Os episódios ora reproduzidos podem ser vistos na obra de Allan Kardec intitulada O Céu e o Inferno, 2ª parte, cap. VI, que nos apresenta comunicações feitas por criminosos arrependidos e no mesmo capítulo outras manifestações do mesmo Espírito, que com o passar dos dias foi-se equilibrando e compreendendo perfeitamente, com os ensinamentos espíritas, como funciona a Justiça Divina.

Numa delas, Jacques Latour diz que se os culpados da Terra pudessem vê-lo ficariam apavorados com as consequências de seus crimes. E fez então uma observação que seria bom que todos lêssemos e nela meditássemos. “Que responsabilidade – disse Latour – assumem os que recusam a instrução às classes pobres da sociedade! Julgam que com a polícia e os guardas podem prevenir os crimes. Como estão errados!”

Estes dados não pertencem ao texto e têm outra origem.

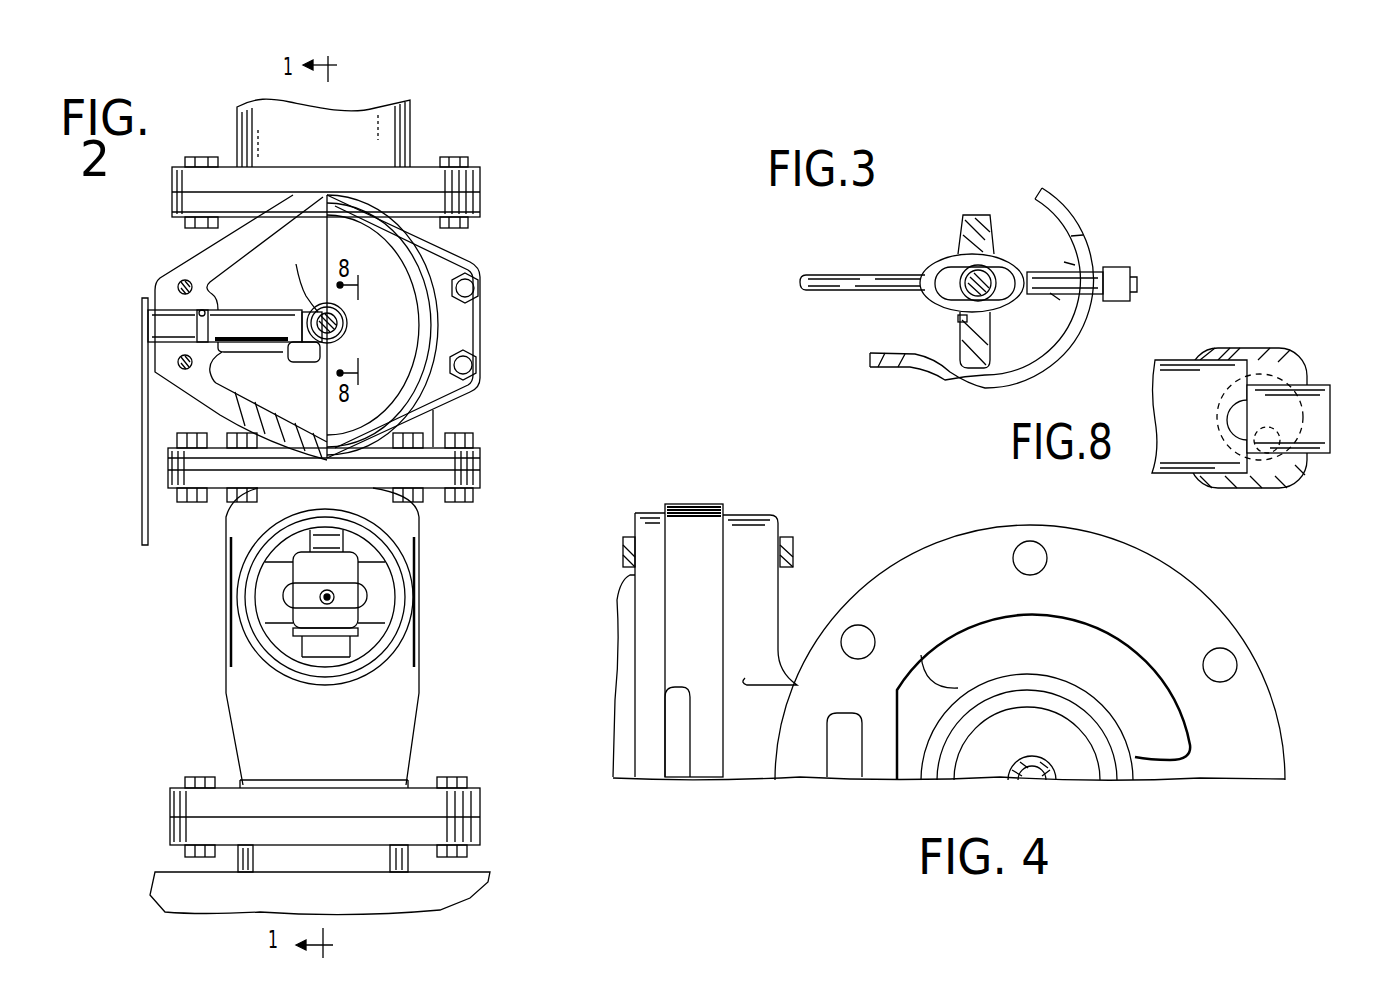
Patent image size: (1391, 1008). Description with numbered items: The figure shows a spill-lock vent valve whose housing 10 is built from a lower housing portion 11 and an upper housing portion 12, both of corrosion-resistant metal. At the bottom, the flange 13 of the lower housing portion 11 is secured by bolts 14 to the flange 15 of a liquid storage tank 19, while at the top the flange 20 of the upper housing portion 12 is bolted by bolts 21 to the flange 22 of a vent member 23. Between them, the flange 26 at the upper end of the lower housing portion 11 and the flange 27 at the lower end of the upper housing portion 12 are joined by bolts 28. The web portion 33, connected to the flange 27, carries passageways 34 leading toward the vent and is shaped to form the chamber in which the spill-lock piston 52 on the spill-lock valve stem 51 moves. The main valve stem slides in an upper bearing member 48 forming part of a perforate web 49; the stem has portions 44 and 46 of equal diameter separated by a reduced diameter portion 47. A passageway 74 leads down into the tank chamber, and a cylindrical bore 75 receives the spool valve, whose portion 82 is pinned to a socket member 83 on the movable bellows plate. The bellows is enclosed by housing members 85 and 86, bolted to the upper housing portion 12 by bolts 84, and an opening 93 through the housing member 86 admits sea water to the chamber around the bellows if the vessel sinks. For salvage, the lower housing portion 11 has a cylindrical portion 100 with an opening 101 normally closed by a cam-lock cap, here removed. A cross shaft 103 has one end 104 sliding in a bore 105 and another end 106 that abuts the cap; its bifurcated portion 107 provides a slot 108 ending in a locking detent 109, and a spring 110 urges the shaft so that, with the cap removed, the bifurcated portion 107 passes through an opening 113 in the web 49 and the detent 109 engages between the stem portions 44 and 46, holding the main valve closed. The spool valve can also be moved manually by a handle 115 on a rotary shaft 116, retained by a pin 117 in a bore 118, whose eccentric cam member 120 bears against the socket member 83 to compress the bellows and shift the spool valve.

In FIG. 2, the housing 10 is at (118, 380).
In FIG. 2, the lower housing portion 11 is at (422, 693).
In FIG. 2, the upper housing portion 12 is at (442, 428).
In FIG. 2, the flange 13 is at (480, 792).
In FIG. 2, the bolts 14 is at (197, 777).
In FIG. 2, the flange 15 is at (480, 830).
In FIG. 2, the liquid storage tank 19 is at (442, 906).
In FIG. 2, the flange 20 is at (483, 212).
In FIG. 2, the bolts 21 is at (205, 157).
In FIG. 2, the flange 22 is at (347, 192).
In FIG. 2, the vent member 23 is at (405, 128).
In FIG. 2, the flange 26 is at (480, 487).
In FIG. 2, the flange 27 is at (480, 462).
In FIG. 4, the flange 27 is at (1268, 737).
In FIG. 2, the bolts 28 is at (205, 501).
In FIG. 4, the web portion 33 is at (932, 700).
In FIG. 4, the passageways 34 is at (1121, 677).
In FIG. 2, the stem portion 44 is at (363, 640).
In FIG. 2, the stem portion 46 is at (338, 542).
In FIG. 3, the reduced diameter portion 47 is at (993, 298).
In FIG. 2, the upper bearing member 48 is at (307, 570).
In FIG. 2, the perforate web 49 is at (380, 585).
In FIG. 4, the spill-lock valve stem 51 is at (1045, 773).
In FIG. 4, the spill-lock piston 52 is at (1043, 754).
In FIG. 4, the passageway 74 is at (842, 775).
In FIG. 2, the cylindrical bore 75 is at (320, 350).
In FIG. 2, the portion of spool valve 82 is at (320, 312).
In FIG. 8, the portion of spool valve 82 is at (1325, 418).
In FIG. 8, the socket member 83 is at (1194, 424).
In FIG. 2, the bolts 84 is at (476, 288).
In FIG. 4, the bolts 84 is at (790, 542).
In FIG. 2, the housing member 85 is at (433, 272).
In FIG. 4, the housing member 85 is at (625, 590).
In FIG. 2, the housing member 86 is at (484, 322).
In FIG. 4, the housing member 86 is at (700, 504).
In FIG. 4, the opening 93 is at (677, 765).
In FIG. 2, the cylindrical portion 100 is at (358, 675).
In FIG. 2, the opening 101 is at (387, 620).
In FIG. 3, the cross shaft 103 is at (808, 292).
In FIG. 3, the end of cross shaft 104 is at (1068, 268).
In FIG. 3, the bore 105 is at (1113, 306).
In FIG. 2, the other end of shaft 106 is at (337, 598).
In FIG. 2, the bifurcated portion 107 is at (307, 596).
In FIG. 3, the bifurcated portion 107 is at (933, 262).
In FIG. 3, the slot 108 is at (948, 270).
In FIG. 3, the locking detent 109 is at (1005, 275).
In FIG. 3, the spring 110 is at (1057, 300).
In FIG. 2, the opening 113 is at (290, 605).
In FIG. 3, the opening 113 is at (957, 319).
In FIG. 2, the handle 115 is at (142, 494).
In FIG. 2, the rotary shaft 116 is at (238, 320).
In FIG. 8, the rotary shaft 116 is at (1257, 378).
In FIG. 2, the pin 117 is at (178, 304).
In FIG. 2, the bore 118 is at (250, 345).
In FIG. 8, the bore 118 is at (1267, 378).
In FIG. 2, the cam member 120 is at (296, 275).
In FIG. 8, the cam member 120 is at (1267, 457).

Arrependido sinceramente dos crimes cometidos, ele reconheceu e disse ainda que, se tivesse sido bem guiado na vida, não teria feito todo o mal que fizera. Como seus instintos não haviam sido reprimidos, a eles obedeceu, pois não conhecia freios. “Se todos os homens – acrescentou Latour - pensassem bastante em Deus, ou, pelo menos, se todos os homens nele acreditassem, semelhantes coisas não mais seriam praticadas.”

Essas observações, vindas de alguém que muito errou e sofreu duramente as consequências de seus atos, reforçam o entendimento espírita acerca da importância que tem no mundo em que vivemos a educação de nossos filhos, tarefa que deve iniciar-se o mais cedo possível e jamais postergada, com o falso argumento de que quando adultos eles saberão como se conduzir na vida.

Aos que pensam assim é importante lembrar que a Terra ainda é um mundo de provas e expiações e que nossas crianças já estiveram por aqui em outras oportunidades e tomaram um novo corpo, passando pela fase da infância, justamente para serem orientadas e, desse modo, não mais cometerem os erros e os equívocos do passado.